Lets restate the problem: Given a set of vertices in a graph, where each vertex has an associated set of elements from some universe U. The goal is to find k vertices that minimizes the intersection of the sets, or such that the intersection of these sets is the empty set.
I thought about this problem for awhile and was quite confident that it was intractable. Before talking to the grad student I’m working with about it, I wanted to have at least a sketch of a reduction in mind. My first reaction was that I should be able to reduce set cover to this problem, possibly by “negating” all of the sets or something. I messed with this for awhile and I didn’t really get anywhere.
I mentioned this problem to some other people in my lab and we all thought about it for awhile. Eventually one guy found that he could reduce independent set to this problem quite easily.
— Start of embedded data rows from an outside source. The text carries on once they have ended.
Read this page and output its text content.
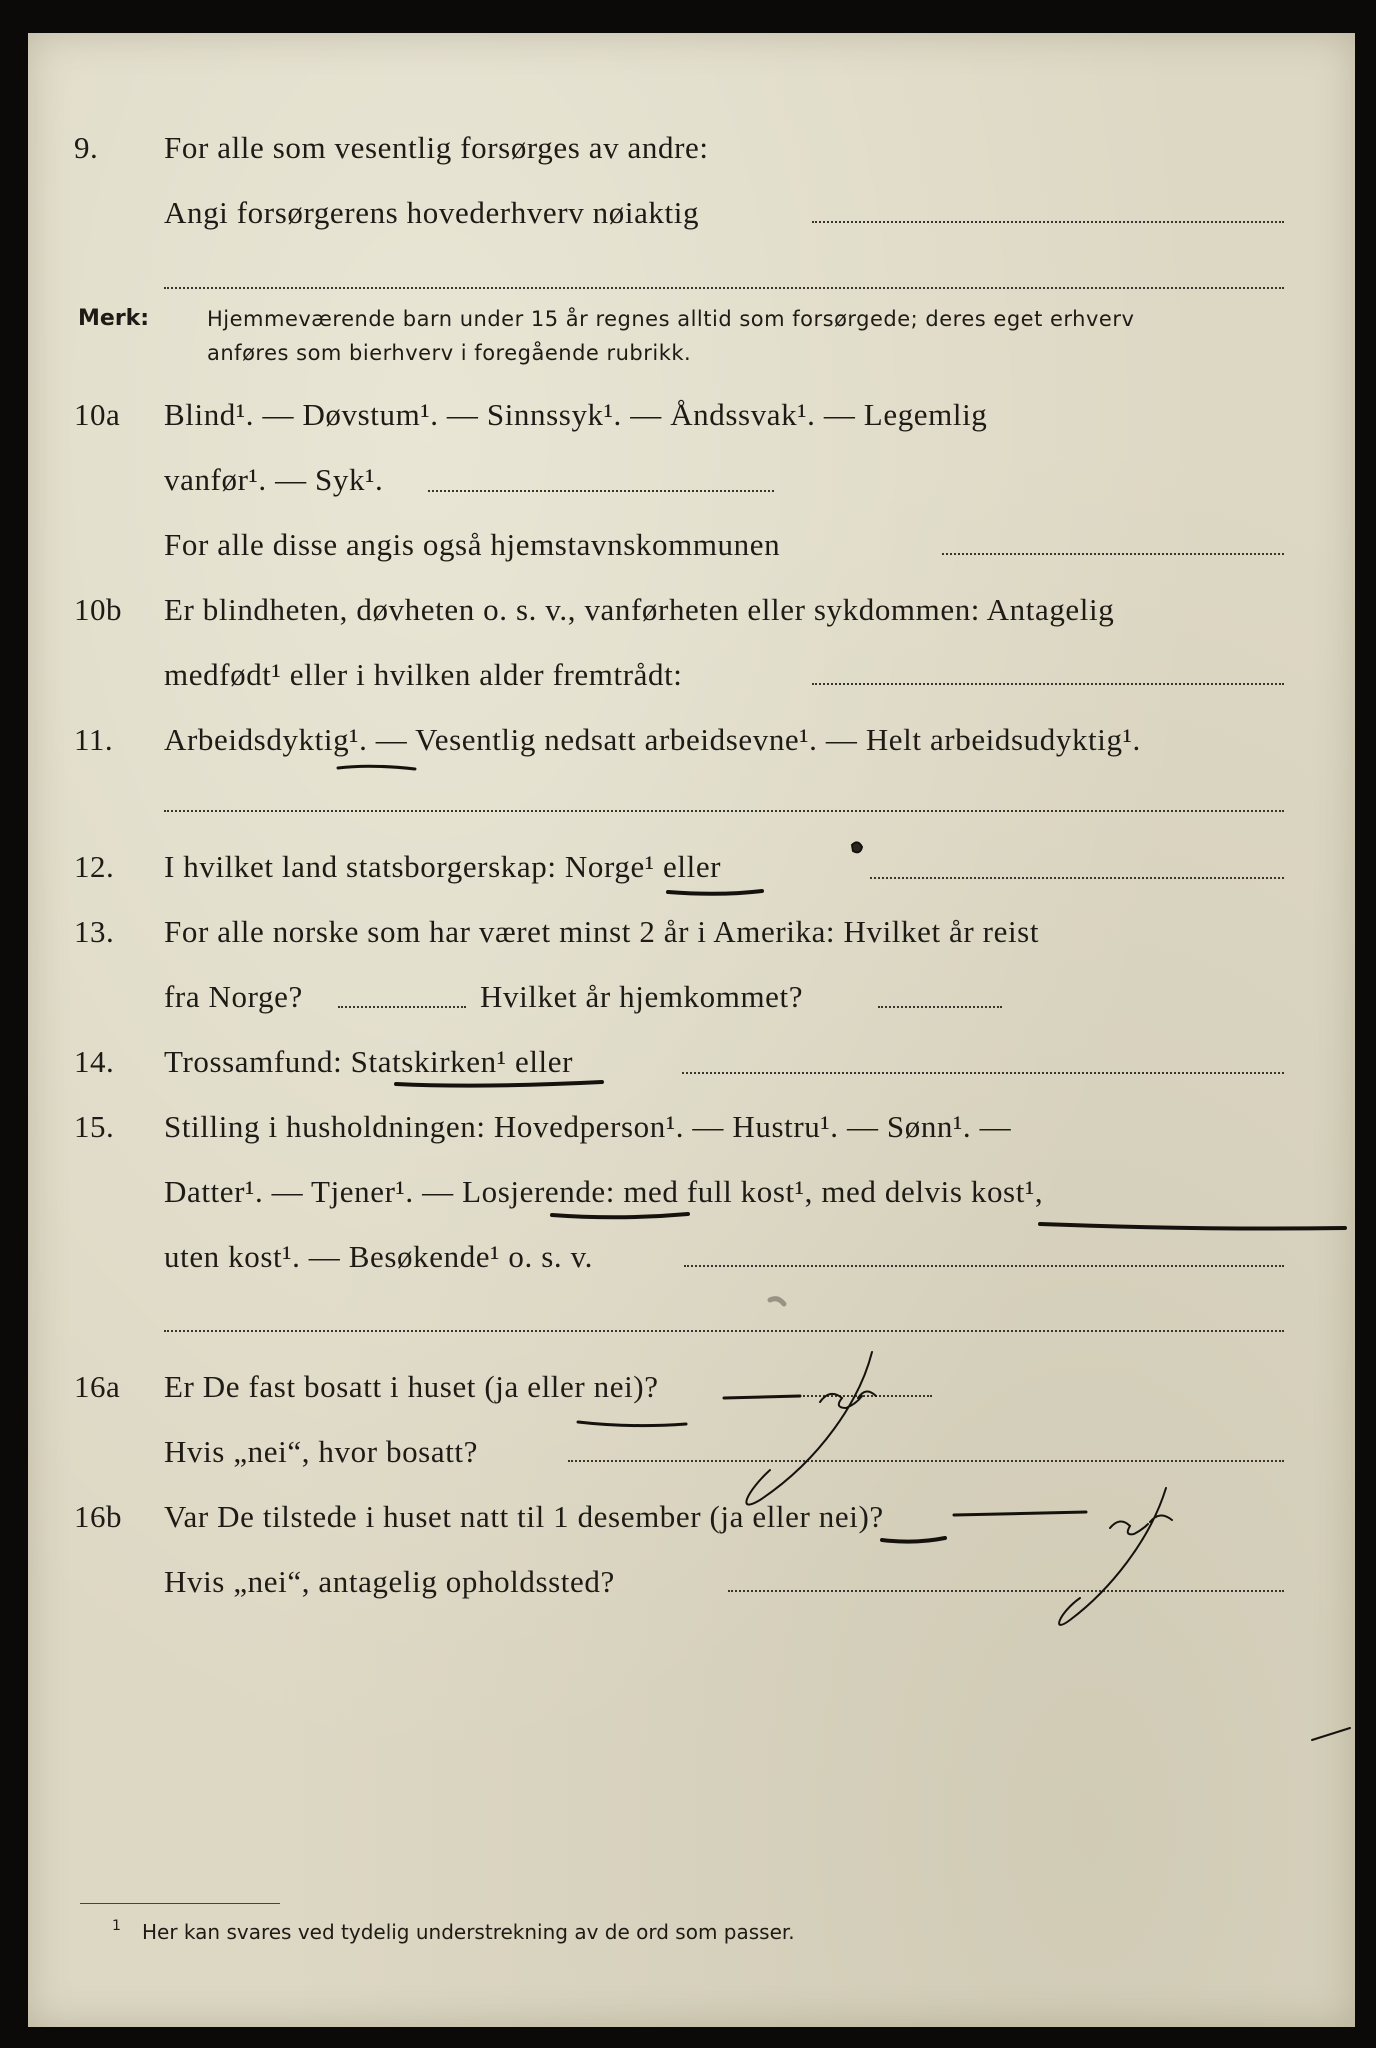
9.	For alle som vesentlig forsørges av andre:
Angi forsørgerens hovederhverv nøiaktig
Merk:	Hjemmeværende barn under 15 år regnes alltid som forsørgede; deres eget erhverv
anføres som bierhverv i foregående rubrikk.
10a	Blind¹. — Døvstum¹. — Sinnssyk¹. — Åndssvak¹. — Legemlig
vanfør¹. — Syk¹.
For alle disse angis også hjemstavnskommunen
10b	Er blindheten, døvheten o. s. v., vanførheten eller sykdommen: Antagelig
medfødt¹ eller i hvilken alder fremtrådt:
11.	Arbeidsdyktig¹. — Vesentlig nedsatt arbeidsevne¹. — Helt arbeidsudyktig¹.
12.	I hvilket land statsborgerskap: Norge¹ eller
13.	For alle norske som har været minst 2 år i Amerika: Hvilket år reist
fra Norge?	Hvilket år hjemkommet?
14.	Trossamfund: Statskirken¹ eller
15.	Stilling i husholdningen: Hovedperson¹. — Hustru¹. — Sønn¹. —
Datter¹. — Tjener¹. — Losjerende: med full kost¹, med delvis kost¹,
uten kost¹. — Besøkende¹ o. s. v.
16a	Er De fast bosatt i huset (ja eller nei)?
Hvis „nei“, hvor bosatt?
16b	Var De tilstede i huset natt til 1 desember (ja eller nei)?
Hvis „nei“, antagelig opholdssted?
1 Her kan svares ved tydelig understrekning av de ord som passer.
If you instead go back to the gene network graph and consider each of the “elements of the universe” as neighbors of the vertices in the graph, then you immediately see that this is the independent set problem. If you treat each neighborhood as a node in a graph, and there is a edge between two neighborhoods if they share an element in common, then you can solve this problem by running an independent set solver on this graph. Conversely, given a graph, you can define a universe of elements and a set to each vertex such that vertices that are not connected share no elements and vertices that are connected share some elements. Then you can look for multi-node seeds and solve independent set. The way I explained the problem above, and the way that I thought about it made it difficult to see that it was independent set, but if you go back to the original problem, it’s easier to see.
Now that I new the problem was NP-Hard, I started thinking about ways to get good enough multi-node seeds and eventually settled on a greedy algorithm that grows the seed sets by adding the node with minimal intersection. The resulting seeds are decent and we did start seeing solutions with multiple disjoint components which is exactly what we were looking for. Despite being faced with a “challenging” problem, we did end up finding a good working solution that gave us the results that we wanted.
This little anecdote, although quite silly in retrospect (because the reduction was pretty straightforward), really showed me that what I learned about reductions and NP-Completeness is important from a practical perspective. It also showed me that my professors story was actually quite plausible. Plus it was another situation where I got to apply things that I learned, and I always find that really cool.